Student Wellbeing

House System

In 2008, St John’s established a vertical House System which operates from Year 7 to Year 12. This system is designed to develop and encourage connectedness and loyalty in students to their House and the College.

St John’s is a safe environment where all students are cared for in their educational, spiritual, social and emotional needs. All members of the college community have the right to be treated as equal and valued individuals, with their personal growth unhindered by discriminatory or anti-social behaviour. With respect for the unique value and dignity of the person, we as a faith community nurture each other’s growth in the values lived by Jesus Christ to support a safe and productive environment. As a Catholic community we also work towards restoration when someone has made a mistake. We work towards healing and forgiveness and justice. St John’s operates a vertical House System from Year 7 to Year 12. This system is designed to develop and encourage connectedness and loyalty in students to their House and the College.

Each House consists of eight Homeroom Groups, which consist of approximately 5 students from each of the 7 – 12 year levels.
Each House has coordinator who is responsible for the overall development of each individual’s sense of belonging, loyalty and spirit in his/her House, as well as for administrative tasks
Each Homeroom Group is immediately cared for by the Homeroom teacher. As much as possible, the same Homeroom teacher will remain with the students throughout their enrolment at the College.
Family members are placed in the same House but not usually in the same Homeroom Group
The Homeroom Groups meet each morning.
On different occasions, greater amounts of time are spent on House functions and House assemblies give students

House Coordinators work with Home Group and subject teachers to ensure that an environment and atmosphere which promotes the growth of each student is maintained. Supporting students in need and liaising with parents are a primary focus.

Aquila House (Eagle)

An early legend held that the eagle would periodically renew its youth (or plumage or eyesight) by flying near the sun and then plunging into a lake or fountain. On this basis the eagle became a symbol for the Resurrection. Since the eagle soars upward, it also became a symbol for Christ’s Ascension. The eagle is also a symbol of St John the Evangelist because of his ‘soaring’ witness to Jesus’ divine nature.

“But those who hope in the Lord will renew their strength. They will soar on wings like eagles; they will run and not grow weary. They will walk and not be faint.” Isaiah. 40:31

Columba House (Dove)

The dove is a symbol of the Holy Spirit.
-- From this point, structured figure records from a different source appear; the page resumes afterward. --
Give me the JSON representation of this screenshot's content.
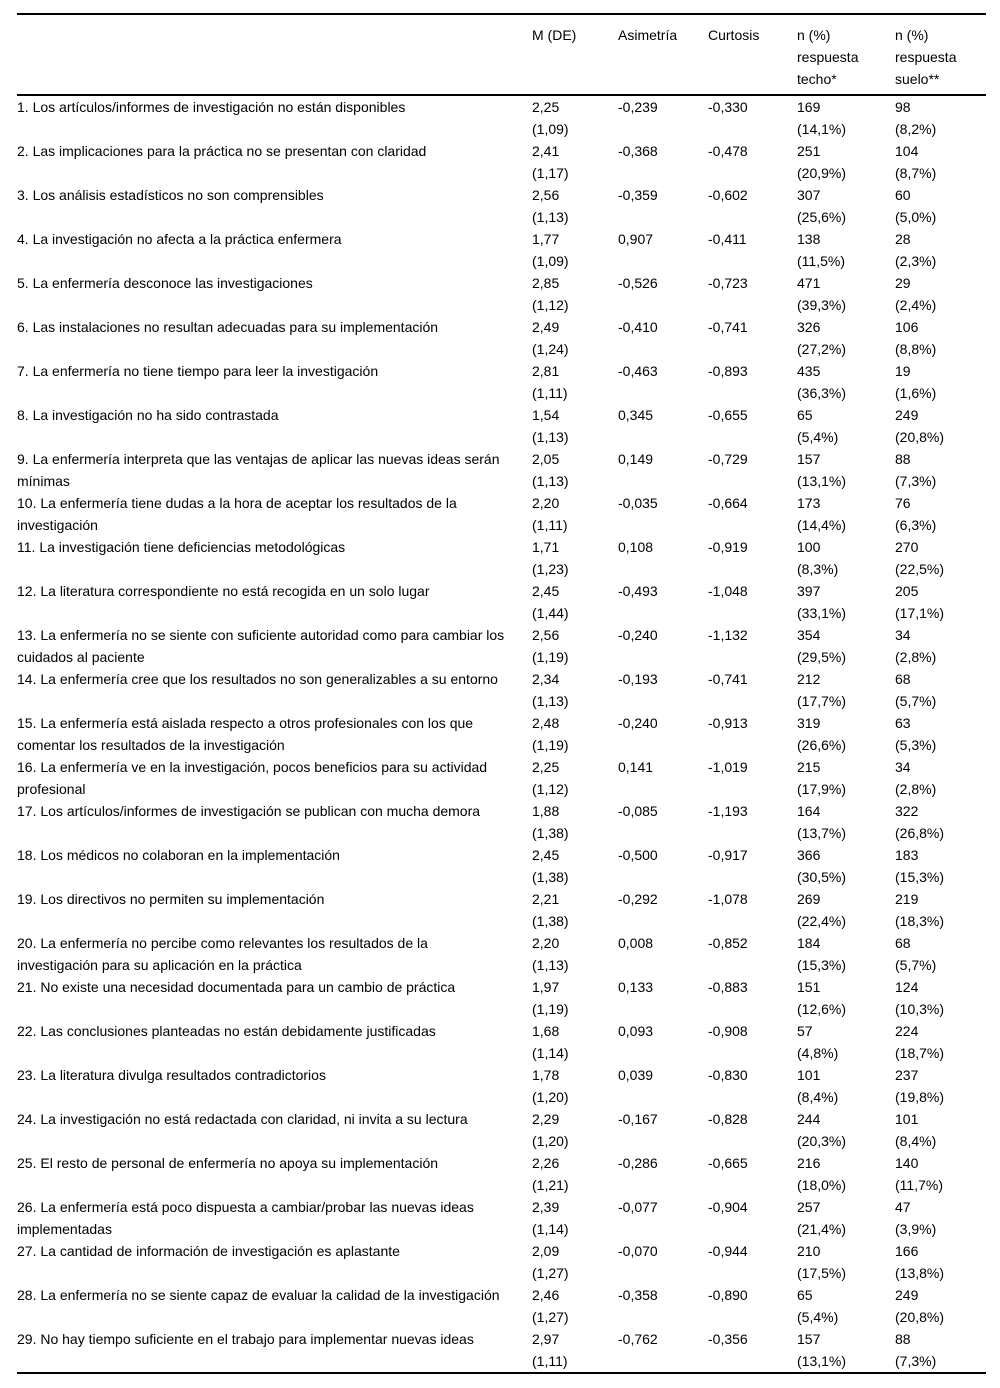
{
  "table": {
    "columns": [
      "",
      "M (DE)",
      "Asimetría",
      "Curtosis",
      "n (%) respuesta techo*",
      "n (%) respuesta suelo**"
    ],
    "rows": [
      {
        "item": "1. Los artículos/informes de investigación no están disponibles",
        "m": "2,25",
        "de": "(1,09)",
        "asimetria": "-0,239",
        "curtosis": "-0,330",
        "techo_n": "169",
        "techo_pct": "(14,1%)",
        "suelo_n": "98",
        "suelo_pct": "(8,2%)"
      },
      {
        "item": "2. Las implicaciones para la práctica no se presentan con claridad",
        "m": "2,41",
        "de": "(1,17)",
        "asimetria": "-0,368",
        "curtosis": "-0,478",
        "techo_n": "251",
        "techo_pct": "(20,9%)",
        "suelo_n": "104",
        "suelo_pct": "(8,7%)"
      },
      {
        "item": "3. Los análisis estadísticos no son comprensibles",
        "m": "2,56",
        "de": "(1,13)",
        "asimetria": "-0,359",
        "curtosis": "-0,602",
        "techo_n": "307",
        "techo_pct": "(25,6%)",
        "suelo_n": "60",
        "suelo_pct": "(5,0%)"
      },
      {
        "item": "4. La investigación no afecta a la práctica enfermera",
        "m": "1,77",
        "de": "(1,09)",
        "asimetria": "0,907",
        "curtosis": "-0,411",
        "techo_n": "138",
        "techo_pct": "(11,5%)",
        "suelo_n": "28",
        "suelo_pct": "(2,3%)"
      },
      {
        "item": "5. La enfermería desconoce las investigaciones",
        "m": "2,85",
        "de": "(1,12)",
        "asimetria": "-0,526",
        "curtosis": "-0,723",
        "techo_n": "471",
        "techo_pct": "(39,3%)",
        "suelo_n": "29",
        "suelo_pct": "(2,4%)"
      },
      {
        "item": "6. Las instalaciones no resultan adecuadas para su implementación",
        "m": "2,49",
        "de": "(1,24)",
        "asimetria": "-0,410",
        "curtosis": "-0,741",
        "techo_n": "326",
        "techo_pct": "(27,2%)",
        "suelo_n": "106",
        "suelo_pct": "(8,8%)"
      },
      {
        "item": "7. La enfermería no tiene tiempo para leer la investigación",
        "m": "2,81",
        "de": "(1,11)",
        "asimetria": "-0,463",
        "curtosis": "-0,893",
        "techo_n": "435",
        "techo_pct": "(36,3%)",
        "suelo_n": "19",
        "suelo_pct": "(1,6%)"
      },
      {
        "item": "8. La investigación no ha sido contrastada",
        "m": "1,54",
        "de": "(1,13)",
        "asimetria": "0,345",
        "curtosis": "-0,655",
        "techo_n": "65",
        "techo_pct": "(5,4%)",
        "suelo_n": "249",
        "suelo_pct": "(20,8%)"
      },
      {
        "item": "9. La enfermería interpreta que las ventajas de aplicar las nuevas ideas serán mínimas",
        "m": "2,05",
        "de": "(1,13)",
        "asimetria": "0,149",
        "curtosis": "-0,729",
        "techo_n": "157",
        "techo_pct": "(13,1%)",
        "suelo_n": "88",
        "suelo_pct": "(7,3%)"
      },
      {
        "item": "10. La enfermería tiene dudas a la hora de aceptar los resultados de la investigación",
        "m": "2,20",
        "de": "(1,11)",
        "asimetria": "-0,035",
        "curtosis": "-0,664",
        "techo_n": "173",
        "techo_pct": "(14,4%)",
        "suelo_n": "76",
        "suelo_pct": "(6,3%)"
      },
      {
        "item": "11. La investigación tiene deficiencias metodológicas",
        "m": "1,71",
        "de": "(1,23)",
        "asimetria": "0,108",
        "curtosis": "-0,919",
        "techo_n": "100",
        "techo_pct": "(8,3%)",
        "suelo_n": "270",
        "suelo_pct": "(22,5%)"
      },
      {
        "item": "12. La literatura correspondiente no está recogida en un solo lugar",
        "m": "2,45",
        "de": "(1,44)",
        "asimetria": "-0,493",
        "curtosis": "-1,048",
        "techo_n": "397",
        "techo_pct": "(33,1%)",
        "suelo_n": "205",
        "suelo_pct": "(17,1%)"
      },
      {
        "item": "13. La enfermería no se siente con suficiente autoridad como para cambiar los cuidados al paciente",
        "m": "2,56",
        "de": "(1,19)",
        "asimetria": "-0,240",
        "curtosis": "-1,132",
        "techo_n": "354",
        "techo_pct": "(29,5%)",
        "suelo_n": "34",
        "suelo_pct": "(2,8%)"
      },
      {
        "item": "14. La enfermería cree que los resultados no son generalizables a su entorno",
        "m": "2,34",
        "de": "(1,13)",
        "asimetria": "-0,193",
        "curtosis": "-0,741",
        "techo_n": "212",
        "techo_pct": "(17,7%)",
        "suelo_n": "68",
        "suelo_pct": "(5,7%)"
      },
      {
        "item": "15. La enfermería está aislada respecto a otros profesionales con los que comentar los resultados de la investigación",
        "m": "2,48",
        "de": "(1,19)",
        "asimetria": "-0,240",
        "curtosis": "-0,913",
        "techo_n": "319",
        "techo_pct": "(26,6%)",
        "suelo_n": "63",
        "suelo_pct": "(5,3%)"
      },
      {
        "item": "16. La enfermería ve en la investigación, pocos beneficios para su actividad profesional",
        "m": "2,25",
        "de": "(1,12)",
        "asimetria": "0,141",
        "curtosis": "-1,019",
        "techo_n": "215",
        "techo_pct": "(17,9%)",
        "suelo_n": "34",
        "suelo_pct": "(2,8%)"
      },
      {
        "item": "17. Los artículos/informes de investigación se publican con mucha demora",
        "m": "1,88",
        "de": "(1,38)",
        "asimetria": "-0,085",
        "curtosis": "-1,193",
        "techo_n": "164",
        "techo_pct": "(13,7%)",
        "suelo_n": "322",
        "suelo_pct": "(26,8%)"
      },
      {
        "item": "18. Los médicos no colaboran en la implementación",
        "m": "2,45",
        "de": "(1,38)",
        "asimetria": "-0,500",
        "curtosis": "-0,917",
        "techo_n": "366",
        "techo_pct": "(30,5%)",
        "suelo_n": "183",
        "suelo_pct": "(15,3%)"
      },
      {
        "item": "19. Los directivos no permiten su implementación",
        "m": "2,21",
        "de": "(1,38)",
        "asimetria": "-0,292",
        "curtosis": "-1,078",
        "techo_n": "269",
        "techo_pct": "(22,4%)",
        "suelo_n": "219",
        "suelo_pct": "(18,3%)"
      },
      {
        "item": "20. La enfermería no percibe como relevantes los resultados de la investigación para su aplicación en la práctica",
        "m": "2,20",
        "de": "(1,13)",
        "asimetria": "0,008",
        "curtosis": "-0,852",
        "techo_n": "184",
        "techo_pct": "(15,3%)",
        "suelo_n": "68",
        "suelo_pct": "(5,7%)"
      },
      {
        "item": "21. No existe una necesidad documentada para un cambio de práctica",
        "m": "1,97",
        "de": "(1,19)",
        "asimetria": "0,133",
        "curtosis": "-0,883",
        "techo_n": "151",
        "techo_pct": "(12,6%)",
        "suelo_n": "124",
        "suelo_pct": "(10,3%)"
      },
      {
        "item": "22. Las conclusiones planteadas no están debidamente justificadas",
        "m": "1,68",
        "de": "(1,14)",
        "asimetria": "0,093",
        "curtosis": "-0,908",
        "techo_n": "57",
        "techo_pct": "(4,8%)",
        "suelo_n": "224",
        "suelo_pct": "(18,7%)"
      },
      {
        "item": "23. La literatura divulga resultados contradictorios",
        "m": "1,78",
        "de": "(1,20)",
        "asimetria": "0,039",
        "curtosis": "-0,830",
        "techo_n": "101",
        "techo_pct": "(8,4%)",
        "suelo_n": "237",
        "suelo_pct": "(19,8%)"
      },
      {
        "item": "24. La investigación no está redactada con claridad, ni invita a su lectura",
        "m": "2,29",
        "de": "(1,20)",
        "asimetria": "-0,167",
        "curtosis": "-0,828",
        "techo_n": "244",
        "techo_pct": "(20,3%)",
        "suelo_n": "101",
        "suelo_pct": "(8,4%)"
      },
      {
        "item": "25. El resto de personal de enfermería no apoya su implementación",
        "m": "2,26",
        "de": "(1,21)",
        "asimetria": "-0,286",
        "curtosis": "-0,665",
        "techo_n": "216",
        "techo_pct": "(18,0%)",
        "suelo_n": "140",
        "suelo_pct": "(11,7%)"
      },
      {
        "item": "26. La enfermería está poco dispuesta a cambiar/probar las nuevas ideas implementadas",
        "m": "2,39",
        "de": "(1,14)",
        "asimetria": "-0,077",
        "curtosis": "-0,904",
        "techo_n": "257",
        "techo_pct": "(21,4%)",
        "suelo_n": "47",
        "suelo_pct": "(3,9%)"
      },
      {
        "item": "27. La cantidad de información de investigación es aplastante",
        "m": "2,09",
        "de": "(1,27)",
        "asimetria": "-0,070",
        "curtosis": "-0,944",
        "techo_n": "210",
        "techo_pct": "(17,5%)",
        "suelo_n": "166",
        "suelo_pct": "(13,8%)"
      },
      {
        "item": "28. La enfermería no se siente capaz de evaluar la calidad de la investigación",
        "m": "2,46",
        "de": "(1,27)",
        "asimetria": "-0,358",
        "curtosis": "-0,890",
        "techo_n": "65",
        "techo_pct": "(5,4%)",
        "suelo_n": "249",
        "suelo_pct": "(20,8%)"
      },
      {
        "item": "29. No hay tiempo suficiente en el trabajo para implementar nuevas ideas",
        "m": "2,97",
        "de": "(1,11)",
        "asimetria": "-0,762",
        "curtosis": "-0,356",
        "techo_n": "157",
        "techo_pct": "(13,1%)",
        "suelo_n": "88",
        "suelo_pct": "(7,3%)"
      }
    ]
  }
}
It is taken from the story of Jesus’ baptism, where the Spirit descended on him in the form of a dove. The three-rayed nimbus around its head identifies the Spirit as a member of the Trinity. A dove shown without the nimbus is a symbol of peace.

“As soon as Jesus was baptised, he went up out of the water. At that moment heaven was opened, and he saw the Spirit of God descending like a dove and lighting on him.” Matthew. 3:16


Delphinus House (Dolphin)

Because dolphins are often seen to swim alongside ships, they came to represent Christ, who guides believers to heaven. In this sense a dolphin usually shown together with an anchor or a boat. Dolphins were the fish often used to portray the story of Jonah, and by extension came to be symbolic of the Resurrection.

The coat of arms of St John Fisher, the English martyr, includes the dolphin.


Leonis House (Lion)

The lion is a symbol of Christ, the Lion of Judah. A winged lion is a symbol of St. Mark the Evangelist because of his clear proclamation of Jesus’ Resurrection.

I wept and wept because no one was found who was worthy to open the scroll or look inside. Then one of the elders said to me, “Do not weep! See, the Lion of the tribe of Judah, the Root of David, has triumphed. He is able to open the scroll and its seven seals.” Revelations. 5:4


Monoceros House (Unicorn)

This fabled animal is pictured as a graceful creature with a horse’s head, a goat’s beard, an antelope’s legs and a lion’s tail. From the centre of the Unicorn’s forehead rises a great spiral horn. There are several references to the Unicorn in the Hebrew Bible, including the following:

“God brought them out of Egypt; he has as it were the strength of the Unicorn.” Numbers 23:22

By the third century after Christ, Christian writers including Tertullian, Ambrose, Jerome and Basil referred to the Unicorn as a symbol of Christ. In time, an elaborate allegory developed in which a Unicorn, tamed by a maiden, stood for the Incarnation – the coming of God among us in the person of Jesus Christ.


Phoenix House (Phoenix)

An ancient myth held that the beautiful phoenix, which lived in the Arabian Desert, lived to be five hundred years old and then set its nest on fire and was consumed in the flames. After three days, the phoenix rose again from the ashes, restored to youth, to live another five hundred years. Early Christians saw in this tale a symbol of the Resurrection.